A Bordeaux red blend is a deep and complex mix of cabernet sauvignon, merlot, and cabernet franc (and possibly some petit verdot, malbec, and/or carménère) made in the Bordeaux region of France. Wine Folly tells us that these wines exude rich flavors and aromas of black currant, plum, graphite, cedar, and violet. This wine's full body and parching tannins call for a meal worthy of its intricacy and weight. While many red Bordeaux options won't hurt your pocket, the best expressions can be pretty pricey, with some costing upwards of $12,000 per bottle.

To ensure a smooth pairing, fat is needed to smooth rough tannins in the wine. But you'll also want something acidic and savory to match the wine's acidity and maximize its earthy undertones, respectively. Chili checks all those boxes — a glass of Bordeaux with a steaming bowl of beef chili on a cold winter night is an ideal pairing. The beef in the chili offers plenty of fat and umami to quell those rugged tannins, the tomato paste matches the wine's acidity, and the herbs and spices used in the dish bring out rustic notes in the wine.

Penfolds Grange and pizza

Wine critics and connoisseurs await the release of Penfolds Grange each year and each bottle has an average price point of around $700. However, exceptional vintages have been known to auction for much more — the 1951 vintage sold for $67,000 AUD ($78,000 USD). Made with Shiraz, this wine — produced by one of Australia's most iconic wineries — is one of only a few bottles that boasts 100-point scores from some of the world's leading wine critics. On the palate, you'll find concentrated black and red fruits, a backbone of firm tannins, layers of spice, and a velvety texture.
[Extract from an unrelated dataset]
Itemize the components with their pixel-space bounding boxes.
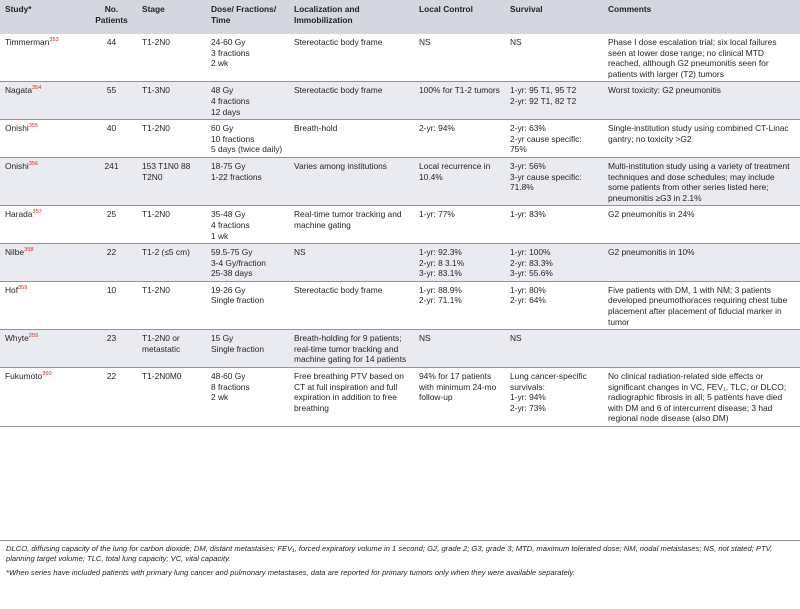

Sure, many call bargain bin reds "pizza wines," but we are taking the pairing to a whole new level by partnering a pie with a bottle of Grange. The wine's ripe fruitiness tempers the tomato sauce's sugar and acid combination, and its boldness stands up to the cheese's richness while complementing its creaminess with a velvety mouthfeel. Shiraz can enhance the flavors of anise or fennel in sausage with its own tones of licorice, so a pizza topped with meat might be the way to go

High-end ageable rosé and street tacos

With the surge in popularity of rosé, many producers have tapped into the luxury market by releasing oak-aged and ageable rosés. For example, Gérard Bertrand released Clos du Temple, which retails for over $200! Marketing these as food-driven wines means they should be sophisticated and complex enough to serve alongside meals heftier than salads. This style of rosé goes beyond the light and crisp, fruit-forward easy drinkers and adds layers of spice and texture imparted from the oak. The acidity is still there in mouthfeel and weight, but the body is plumped up. While flavors of fresh strawberry, peach, and citrus still shine, there is an undercurrent of spice and possibly vanilla.

We chose street tacos as a perfect pairing because they are as versatile as these wines. Cilantro plays well with the savory notes in the rosé while raw onion holds its own against the wine's acidity. The fresh fruit notes temper the heat from the hot sauce, and the edge of the wine is softened by the protein and fat of whichever meat you choose. Street tacos aren't super light but they're also not incredibly rich, making them a beautiful medium-bodied food to match with a heftier rosé.